Owning two systems makes sense when neither one covers the full user needs. Adding a third system can add to that coverage but generally duplicates (or triplicates!) so many features. That's what the GM1 was doing to me, and I had to Make It Stop!
So how does this all work in my circumstance? Let me count the ways -
- Pentax for WR, familiar handling, silly-good battery life and excellent post-capture features
- Samsung for video with AF, sweep panorama, tilt+touch screen, focus peaking, compactness
- either system for excellent image quality, old-lens capability and stabilized images
Other features exist but those are the ones I seek and find truly useful. Wet weather is abundant west of the Cascade Range for much of the year so that's a clear need. Pentax is great at simple fixes like crop to 1:1, filter to pseudo-infrared or change nearly every exposure parameter, process raw in-cam, save as raw after the jpeg-only shot, shoot DNG format for near-universal software use.. many others. Samsung trims the overall size of the kit (though the 50-200 is pretty bulky), allows the touchscreen or zoom to set up a crop in play mode, and has some great little lenses like the 16/2.4 and 30/2 for bonus compactness and great image quality. The sensor is not quite up to the K-5 level to my eye, but something about its tonal range (even in monochrome!) sets it apart from other cameras I have used.

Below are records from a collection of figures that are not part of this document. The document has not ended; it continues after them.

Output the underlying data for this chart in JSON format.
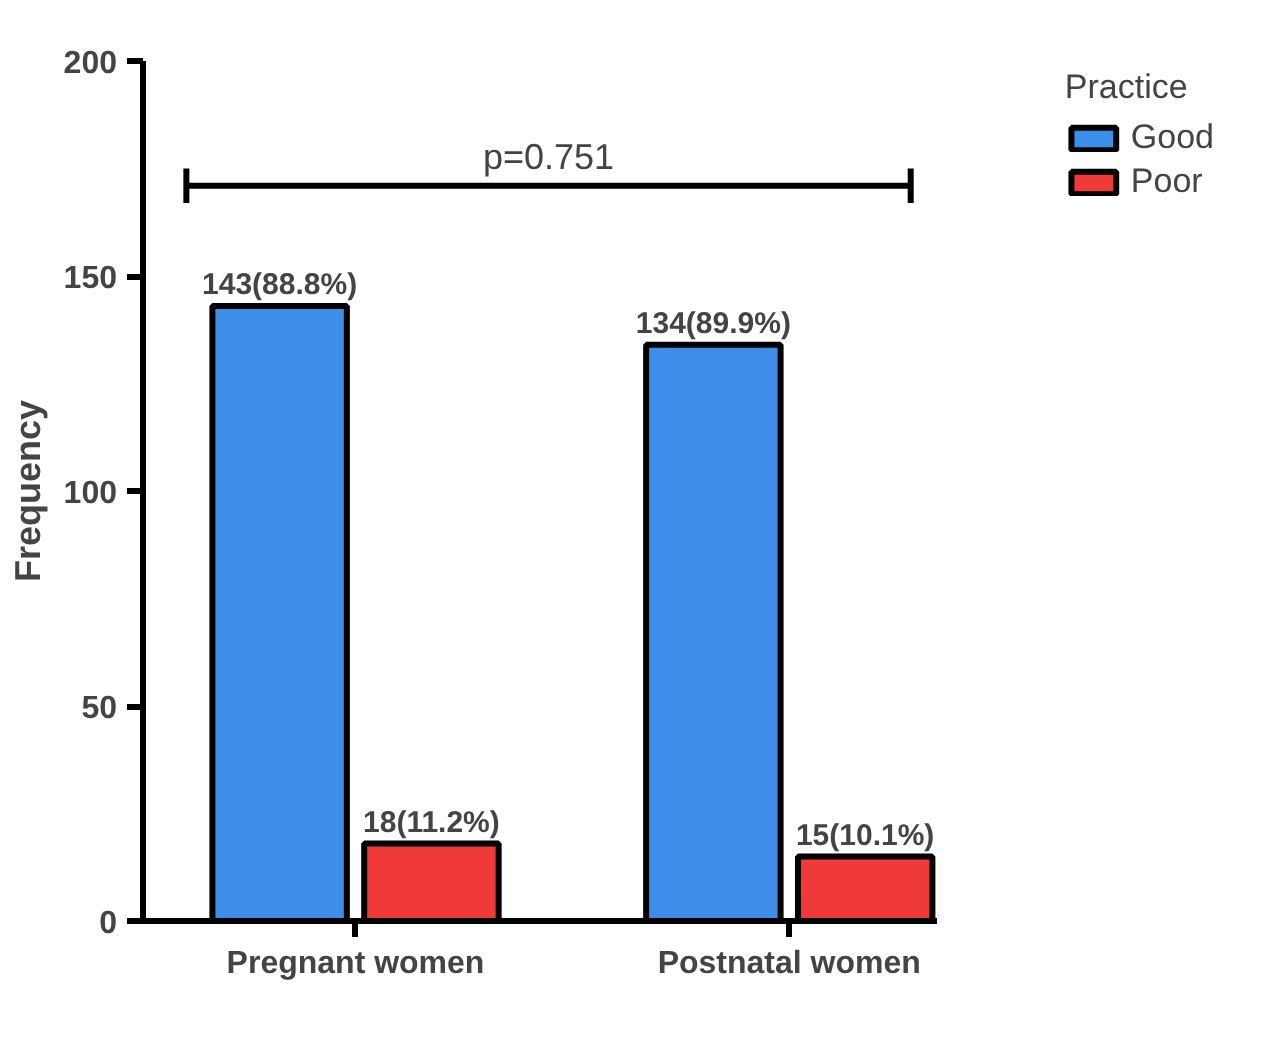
{
  "chart_data": {
    "type": "bar",
    "categories": [
      "Pregnant women",
      "Postnatal women"
    ],
    "ylabel": "Frequency",
    "legend_title": "Practice",
    "legend": "top right",
    "grid": false,
    "ylim": [
      0,
      200
    ],
    "yticks": [
      0,
      50,
      100,
      150,
      200
    ],
    "series": [
      {
        "name": "Good",
        "color": "#3d8ee8",
        "values": [
          143,
          134
        ],
        "value_labels": [
          "143(88.8%)",
          "134(89.9%)"
        ]
      },
      {
        "name": "Poor",
        "color": "#f03a3a",
        "values": [
          18,
          15
        ],
        "value_labels": [
          "18(11.2%)",
          "15(10.1%)"
        ]
      }
    ],
    "annotations": [
      "p=0.751"
    ]
  }
}
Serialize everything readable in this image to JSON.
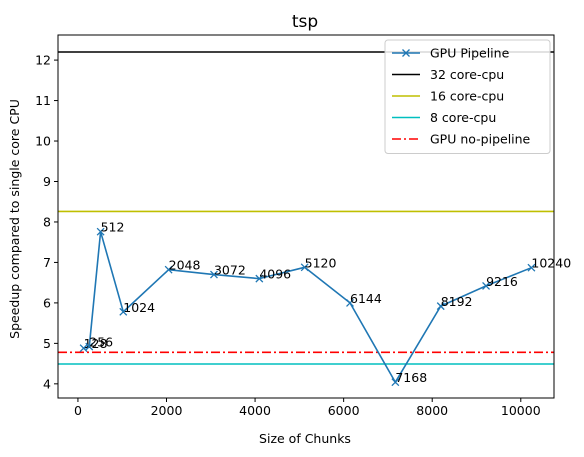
{
  "chart_data": {
    "type": "line",
    "title": "tsp",
    "xlabel": "Size of Chunks",
    "ylabel": "Speedup compared to single core CPU",
    "xlim": [
      -450,
      10750
    ],
    "ylim": [
      3.65,
      12.62
    ],
    "xticks": [
      0,
      2000,
      4000,
      6000,
      8000,
      10000
    ],
    "yticks": [
      4,
      5,
      6,
      7,
      8,
      9,
      10,
      11,
      12
    ],
    "grid": false,
    "legend_position": "top-right",
    "series": [
      {
        "name": "GPU Pipeline",
        "style": "line-x-marker",
        "color": "#1f77b4",
        "x": [
          128,
          256,
          512,
          1024,
          2048,
          3072,
          4096,
          5120,
          6144,
          7168,
          8192,
          9216,
          10240
        ],
        "y": [
          4.88,
          4.92,
          7.76,
          5.78,
          6.82,
          6.7,
          6.6,
          6.88,
          6.0,
          4.04,
          5.92,
          6.42,
          6.87
        ],
        "point_labels": [
          "128",
          "256",
          "512",
          "1024",
          "2048",
          "3072",
          "4096",
          "5120",
          "6144",
          "7168",
          "8192",
          "9216",
          "10240"
        ]
      },
      {
        "name": "32 core-cpu",
        "style": "hline-solid",
        "color": "#000000",
        "y": 12.2
      },
      {
        "name": "16 core-cpu",
        "style": "hline-solid",
        "color": "#bfbf00",
        "y": 8.26
      },
      {
        "name": "8 core-cpu",
        "style": "hline-solid",
        "color": "#00bfbf",
        "y": 4.49
      },
      {
        "name": "GPU no-pipeline",
        "style": "hline-dashdot",
        "color": "#ff0000",
        "y": 4.78
      }
    ]
  }
}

As of right now the Pentax kit is least filled out, especially in WR lenses.
15/2.8 fisheye, 50/1.7 and 100/2.8 all manual
18-250 superzoom, 50-200WR all auto
Samsung kit can use any of those with a proper adapter but includes its own native set.
16/2.4, 16-50pz OIS, 20-50, and 50-200 OIS
Some day a Pentax WR will cover the wide end, and the NX 30mm f/2 will return!